Als der Winter hereinbricht, sitzen die drei bei einem gemeinsamen Abendmahl. Dietwin erzählt begeistert von seinen Handwerksstücken, bis er realisiert, dass Herr von Babenberg nur mit halbem Ohr hinhört.

«Ist alles in Ordnung mein Herr?», fragt er schliesslich. Bei den Grübeleien erwischt, taucht der Angesprochene aus eben diesen wieder auf. Fea legt eine Hand auf die seine, was ihm ein wenig Wärme schenkt.

«Ihr müsst mir etwas versprechen.»

«Was denn?», fragen Fea und Win, wie aus einem Munde. Das wiederum führt zu einem leisen Lächeln auf dem Gesicht des edlen Herrn.

«Wenn ihr jemanden seht, der krank ist, wenn er so dunkle Beulen hat. Dann geht weg von ihm. Kommt diesen Menschen, bitte nicht zu nahe, sie sind gefährlich.»

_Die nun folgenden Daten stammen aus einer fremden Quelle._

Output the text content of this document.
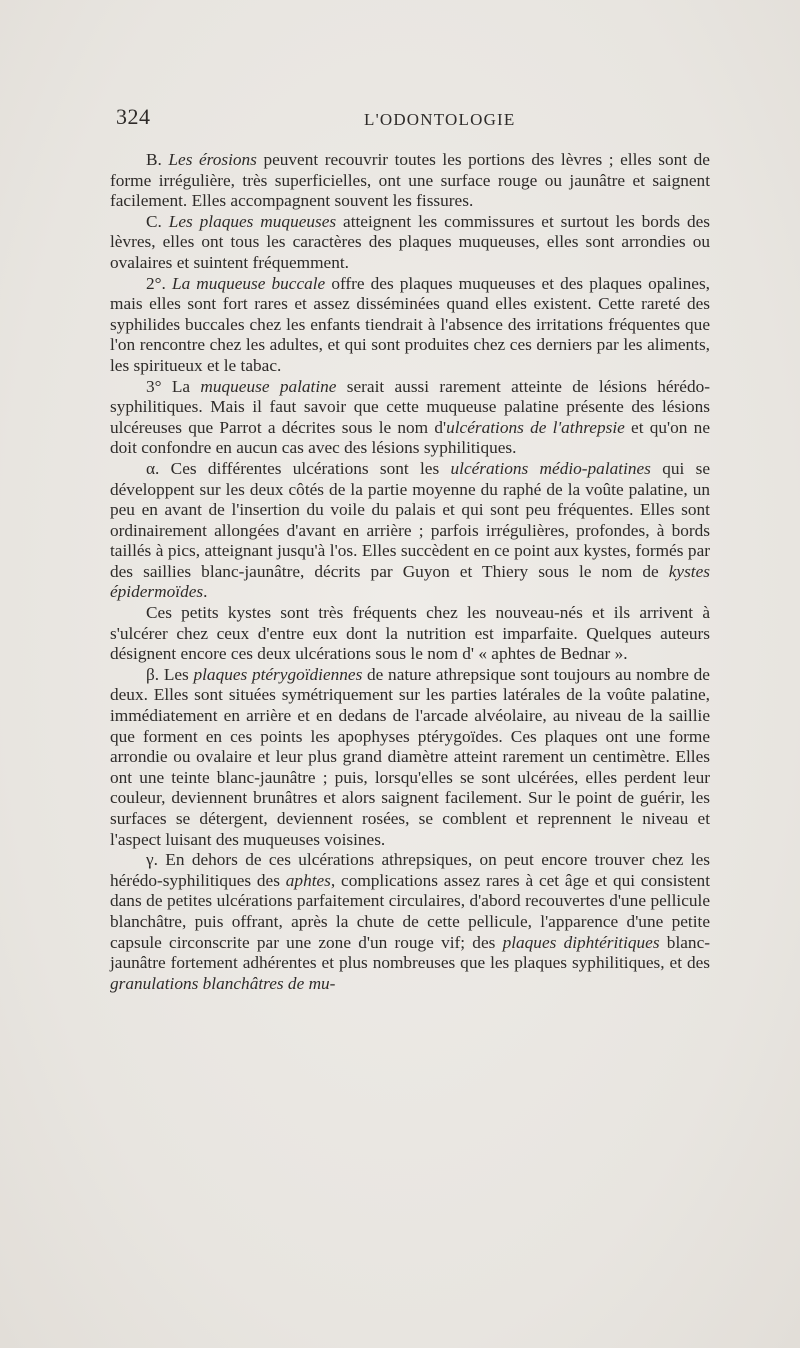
324	L'ODONTOLOGIE

B. Les érosions peuvent recouvrir toutes les portions des lèvres ; elles sont de forme irrégulière, très superficielles, ont une surface rouge ou jaunâtre et saignent facilement. Elles accompagnent souvent les fissures.

C. Les plaques muqueuses atteignent les commissures et surtout les bords des lèvres, elles ont tous les caractères des plaques muqueuses, elles sont arrondies ou ovalaires et suintent fréquemment.

2°. La muqueuse buccale offre des plaques muqueuses et des plaques opalines, mais elles sont fort rares et assez disséminées quand elles existent. Cette rareté des syphilides buccales chez les enfants tiendrait à l'absence des irritations fréquentes que l'on rencontre chez les adultes, et qui sont produites chez ces derniers par les aliments, les spiritueux et le tabac.

3° La muqueuse palatine serait aussi rarement atteinte de lésions hérédo-syphilitiques. Mais il faut savoir que cette muqueuse palatine présente des lésions ulcéreuses que Parrot a décrites sous le nom d'ulcérations de l'athrepsie et qu'on ne doit confondre en aucun cas avec des lésions syphilitiques.

α. Ces différentes ulcérations sont les ulcérations médio-palatines qui se développent sur les deux côtés de la partie moyenne du raphé de la voûte palatine, un peu en avant de l'insertion du voile du palais et qui sont peu fréquentes. Elles sont ordinairement allongées d'avant en arrière ; parfois irrégulières, profondes, à bords taillés à pics, atteignant jusqu'à l'os. Elles succèdent en ce point aux kystes, formés par des saillies blanc-jaunâtre, décrits par Guyon et Thiery sous le nom de kystes épidermoïdes.

Ces petits kystes sont très fréquents chez les nouveau-nés et ils arrivent à s'ulcérer chez ceux d'entre eux dont la nutrition est imparfaite. Quelques auteurs désignent encore ces deux ulcérations sous le nom d' « aphtes de Bednar ».

β. Les plaques ptérygoïdiennes de nature athrepsique sont toujours au nombre de deux. Elles sont situées symétriquement sur les parties latérales de la voûte palatine, immédiatement en arrière et en dedans de l'arcade alvéolaire, au niveau de la saillie que forment en ces points les apophyses ptérygoïdes. Ces plaques ont une forme arrondie ou ovalaire et leur plus grand diamètre atteint rarement un centimètre. Elles ont une teinte blanc-jaunâtre ; puis, lorsqu'elles se sont ulcérées, elles perdent leur couleur, deviennent brunâtres et alors saignent facilement. Sur le point de guérir, les surfaces se détergent, deviennent rosées, se comblent et reprennent le niveau et l'aspect luisant des muqueuses voisines.

γ. En dehors de ces ulcérations athrepsiques, on peut encore trouver chez les hérédo-syphilitiques des aphtes, complications assez rares à cet âge et qui consistent dans de petites ulcérations parfaitement circulaires, d'abord recouvertes d'une pellicule blanchâtre, puis offrant, après la chute de cette pellicule, l'apparence d'une petite capsule circonscrite par une zone d'un rouge vif; des plaques diphtéritiques blanc-jaunâtre fortement adhérentes et plus nombreuses que les plaques syphilitiques, et des granulations blanchâtres de mu-
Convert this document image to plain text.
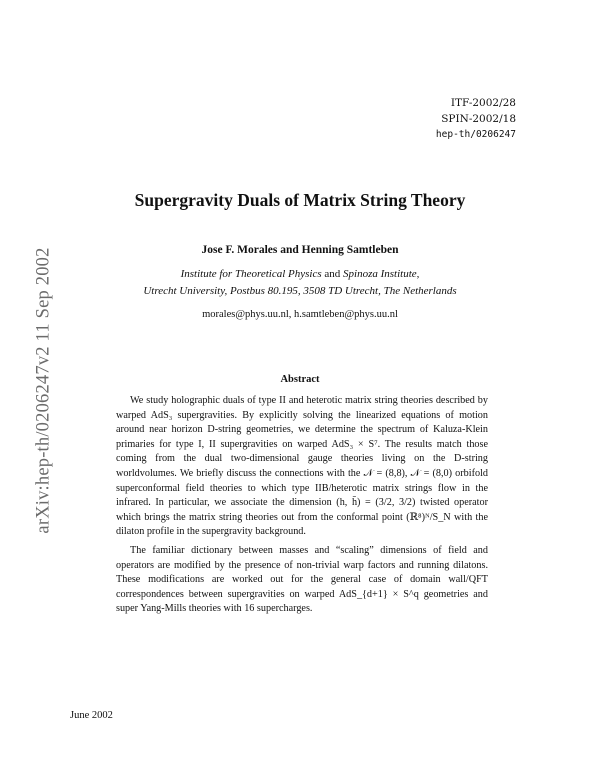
arXiv:hep-th/0206247v2 11 Sep 2002
ITF-2002/28
SPIN-2002/18
hep-th/0206247
Supergravity Duals of Matrix String Theory
Jose F. Morales and Henning Samtleben
Institute for Theoretical Physics and Spinoza Institute,
Utrecht University, Postbus 80.195, 3508 TD Utrecht, The Netherlands
morales@phys.uu.nl, h.samtleben@phys.uu.nl
Abstract

We study holographic duals of type II and heterotic matrix string theories described by warped AdS₃ supergravities. By explicitly solving the linearized equations of motion around near horizon D-string geometries, we determine the spectrum of Kaluza-Klein primaries for type I, II supergravities on warped AdS₃ × S⁷. The results match those coming from the dual two-dimensional gauge theories living on the D-string worldvolumes. We briefly discuss the connections with the 𝒩 = (8,8), 𝒩 = (8,0) orbifold superconformal field theories to which type IIB/heterotic matrix strings flow in the infrared. In particular, we associate the dimension (h, h̄) = (3/2, 3/2) twisted operator which brings the matrix string theories out from the conformal point (ℝ⁸)ᴺ/S_N with the dilaton profile in the supergravity background.

The familiar dictionary between masses and “scaling” dimensions of field and operators are modified by the presence of non-trivial warp factors and running dilatons. These modifications are worked out for the general case of domain wall/QFT correspondences between supergravities on warped AdS_{d+1} × S^q geometries and super Yang-Mills theories with 16 supercharges.

June 2002
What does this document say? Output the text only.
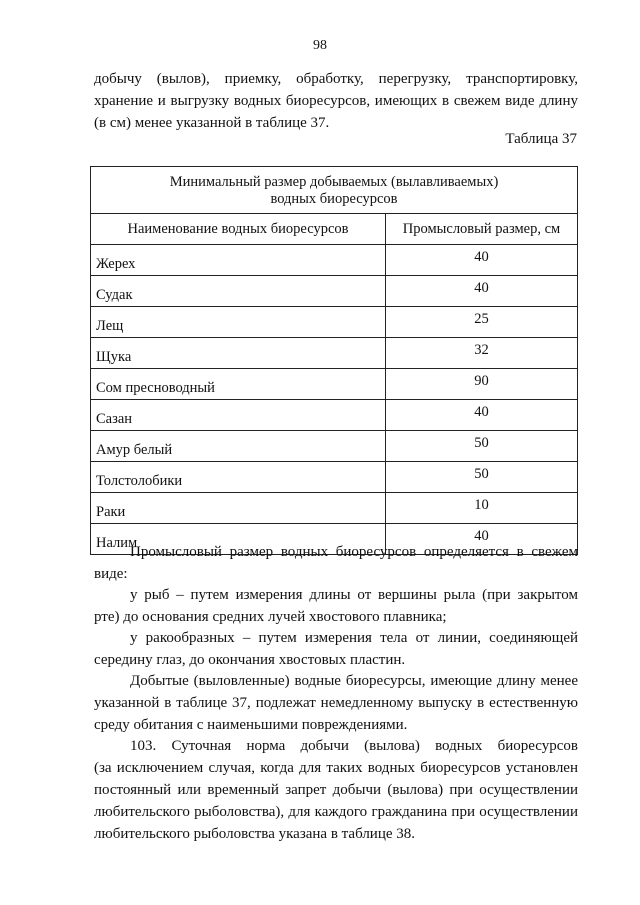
98
добычу (вылов), приемку, обработку, перегрузку, транспортировку,
хранение и выгрузку водных биоресурсов, имеющих в свежем виде длину
(в см) менее указанной в таблице 37.
Таблица 37
Минимальный размер добываемых (вылавливаемых)
водных биоресурсов	
Наименование водных биоресурсов	Промысловый размер, см
Жерех	40
Судак	40
Лещ	25
Щука	32
Сом пресноводный	90
Сазан	40
Амур белый	50
Толстолобики	50
Раки	10
Налим	40
Промысловый размер водных биоресурсов определяется в свежем
виде:
у рыб – путем измерения длины от вершины рыла (при закрытом
рте) до основания средних лучей хвостового плавника;
у ракообразных – путем измерения тела от линии, соединяющей
середину глаз, до окончания хвостовых пластин.
Добытые (выловленные) водные биоресурсы, имеющие длину менее
указанной в таблице 37, подлежат немедленному выпуску в естественную
среду обитания с наименьшими повреждениями.
103. Суточная норма добычи (вылова) водных биоресурсов
(за исключением случая, когда для таких водных биоресурсов установлен
постоянный или временный запрет добычи (вылова) при осуществлении
любительского рыболовства), для каждого гражданина при осуществлении
любительского рыболовства указана в таблице 38.
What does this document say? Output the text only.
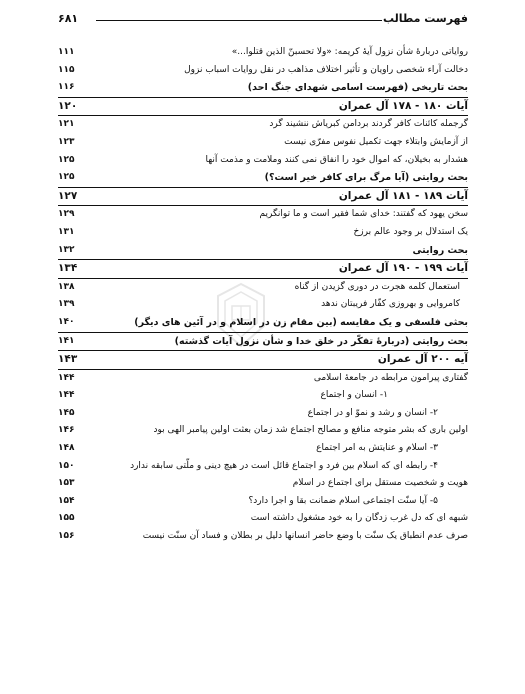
فهرست مطالب
۶۸۱
روایاتی دربارهٔ شأن نزول آیهٔ کریمه: «ولا تحسبنّ الذین قتلوا...»
۱۱۱
دخالت آراء شخصی راویان و تأثیر اختلاف مذاهب در نقل روایات اسباب نزول
۱۱۵
بحث تاریخی (فهرست اسامی شهدای جنگ احد)
۱۱۶
آیات ۱۸۰ - ۱۷۸ آل عمران
۱۲۰
گرجمله کائنات کافر گردند بردامن کبریاش ننشیند گرد
۱۲۱
از آزمایش وابتلاء جهت تکمیل نفوس مفرّی نیست
۱۲۳
هشدار به بخیلان، که اموال خود را انفاق نمی کنند وملامت و مذمت آنها
۱۲۵
بحث روایتی (آیا مرگ برای کافر خیر است؟)
۱۲۵
آیات ۱۸۹ - ۱۸۱ آل عمران
۱۲۷
سخن یهود که گفتند: خدای شما فقیر است و ما توانگریم
۱۲۹
یک استدلال بر وجود عالم برزخ
۱۳۱
بحث روایتی
۱۳۲
آیات ۱۹۹ - ۱۹۰ آل عمران
۱۳۴
استعمال کلمه هجرت در دوری گزیدن از گناه
۱۳۸
کامروایی و بهروزی کفّار فریبتان ندهد
۱۳۹
بحثی فلسفی و یک مقایسه (بین مقام زن در اسلام و در آئین های دیگر)
۱۴۰
بحث روایتی (دربارهٔ تفکّر در خلق خدا و شأن نزول آیات گذشته)
۱۴۱
آیه ۲۰۰ آل عمران
۱۴۳
گفتاری پیرامون مرابطه در جامعهٔ اسلامی
۱۴۴
۱- انسان و اجتماع
۱۴۴
۲- انسان و رشد و نموّ او در اجتماع
۱۴۵
اولین باری که بشر متوجه منافع و مصالح اجتماع شد زمان بعثت اولین پیامبر الهی بود
۱۴۶
۳- اسلام و عنایتش به امر اجتماع
۱۴۸
۴- رابطه ای که اسلام بین فرد و اجتماع قائل است در هیچ دینی و ملّتی سابقه ندارد
۱۵۰
هویت و شخصیت مستقل برای اجتماع در اسلام
۱۵۳
۵- آیا سنّت اجتماعی اسلام ضمانت بقا و اجرا دارد؟
۱۵۴
شبهه ای که دل غرب زدگان را به خود مشغول داشته است
۱۵۵
صرف عدم انطباق یک سنّت با وضع حاضر انسانها دلیل بر بطلان و فساد آن سنّت نیست
۱۵۶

«Was willst du damit sagen?»

«Ihr habt doch sicher die Gerüchte aus dem Osten gehört oder? Über diese Krankheit. Vor ein paar Tagen gab es die ersten Meldungen von Toten in Wien.»

«Aber das ist nicht im Osten, das ist nah, es ist sehr nah...», stammelt Fea, wie vom Donner getroffen.

«Ich weiss. Deshalb, bitte ich euch inständig, kommt diesen Menschen nicht zu nah. Haltet die Hütte sauber und lasst niemanden herein, wirklich niemanden. Auch mich nicht, sollte ich krank werden.» Sämtliche Farbe entweicht Feas Gesicht.

«Ich kann dich doch nicht einfach draussen sterben lassen.»

«Das musst du. Fea, du musst es mir versprechen. Kein Kontakt mit kranken Menschen.»

«Aber es sind doch eben die Kranken, die bei mir die Kräuter kaufen.»

«Dann sprich mit ihnen durch die Tür und stell die Kräuter draussen hin, so dass sie sie holen können. Fea ich meine es ernst, die Ärzte wissen nicht, was zu tun ist.»